Opting for the troop, Shula is taken into state custody by an official named Mr. Banda (Henry B.J. Phiri) and exiled to a witch camp in the middle of a desert. There, she is initiated via a ceremony and shown the rules surrounding her new life as a witch, a fate to which she initially seems unresponsive. Like the other (older) women in the camp, Shula is tied to a ribbon, which is attached to a coil that perches in a large tree. The idea is that should any of the ‘witches’ ever break the ribbon, they’ll be cursed and transformed into a goat. As well as being rooted in factual details, the ribbon concept plays a big part in some of the most visually striking material in Nyoni’s film.
The women of the camp are also used for public display as tourist attractions. They are members of a human zoo, but the state also uses them for other purposes. One day, Mr. Banda brings Shula along to a police crackdown of sorts, using her ‘powers’ to identity thieves. When she unwittingly identifies the correct culprit, and then another and so on, she gains a reputation that the entrepreneurially-minded Banda uses for his own purposes, leading to TV chat show appearances and using the girl’s fame to hawk products on air.
Banda, and the media circus tied to him, drives the film’s satirical bent, and Phiri plays him with a winning mix of deadpan and dim wits.

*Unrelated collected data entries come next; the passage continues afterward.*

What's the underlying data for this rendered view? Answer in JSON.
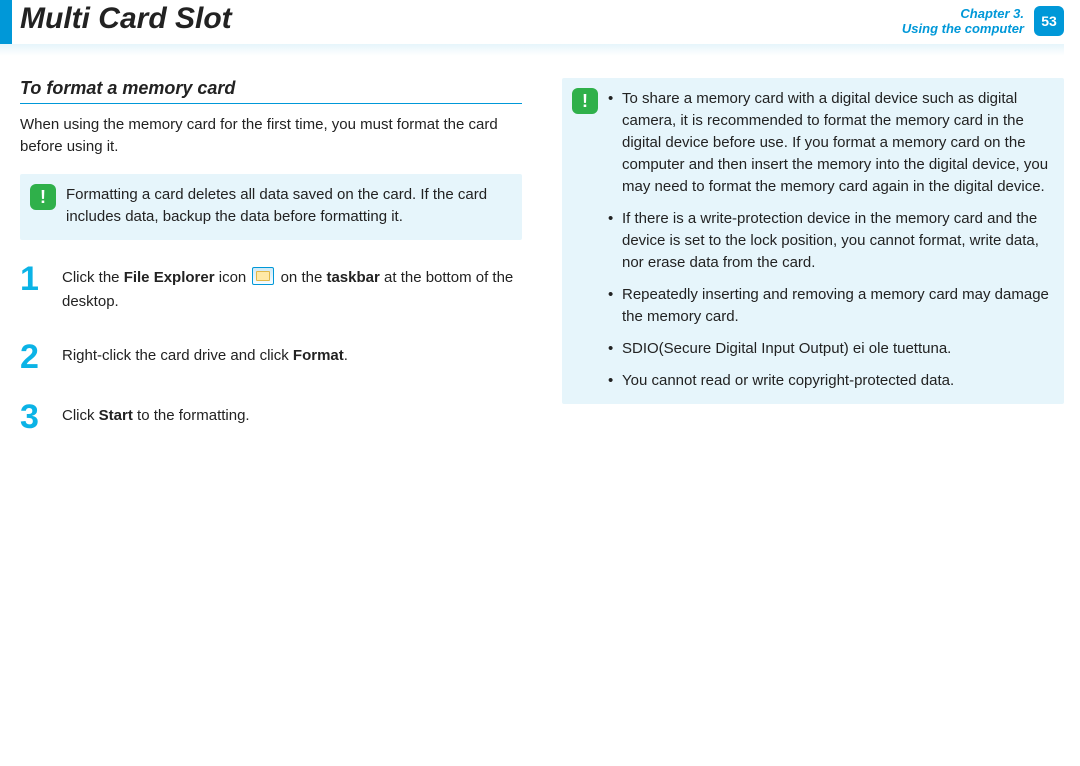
{
  "header": {
    "title": "Multi Card Slot",
    "chapter_line1": "Chapter 3.",
    "chapter_line2": "Using the computer",
    "page_number": "53"
  },
  "left": {
    "section_title": "To format a memory card",
    "intro": "When using the memory card for the first time, you must format the card before using it.",
    "warning": "Formatting a card deletes all data saved on the card. If the card includes data, backup the data before formatting it.",
    "steps": {
      "s1": {
        "num": "1",
        "pre": "Click the ",
        "b1": "File Explorer",
        "mid": " icon ",
        "post1": " on the ",
        "b2": "taskbar",
        "post2": " at the bottom of the desktop."
      },
      "s2": {
        "num": "2",
        "pre": "Right-click the card drive and click ",
        "b1": "Format",
        "post": "."
      },
      "s3": {
        "num": "3",
        "pre": "Click ",
        "b1": "Start",
        "post": " to the formatting."
      }
    }
  },
  "right": {
    "items": {
      "i0": "To share a memory card with a digital device such as digital camera, it is recommended to format the memory card in the digital device before use. If you format a memory card on the computer and then insert the memory into the digital device, you may need to format the memory card again in the digital device.",
      "i1": "If there is a write-protection device in the memory card and the device is set to the lock position, you cannot format, write data, nor erase data from the card.",
      "i2": "Repeatedly inserting and removing a memory card may damage the memory card.",
      "i3": "SDIO(Secure Digital Input Output) ei ole tuettuna.",
      "i4": "You cannot read or write copyright-protected data."
    }
  }
}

He’s the source of much humour, until certain narrative and character reveals remove that element pretty conclusively. The use of the character speaks to the film’s electric shifts in tone between dark humour and gut-wrenching tragedy.
What does remain constant in this allegorical tale is the sharp critique of attitudes toward women; here, a little girl victimised by a society that exploits the vulnerable or unwanted in the name of beliefs they don’t necessarily actually harbour with any degree of consistency. While the specific details are rooted in a particular culture, that same attitude is prevalent in all too many societies around the world – the United States, to name just one.
I Am Not a Witch is a film that shocks and surprises, but not just in story and thematic content. Few might expect Estelle’s “American Boy” to fit so comfortably alongside Vivaldi on a film’s soundtrack, but that’s just one way in which Nyoni makes a mark as an interesting new talent.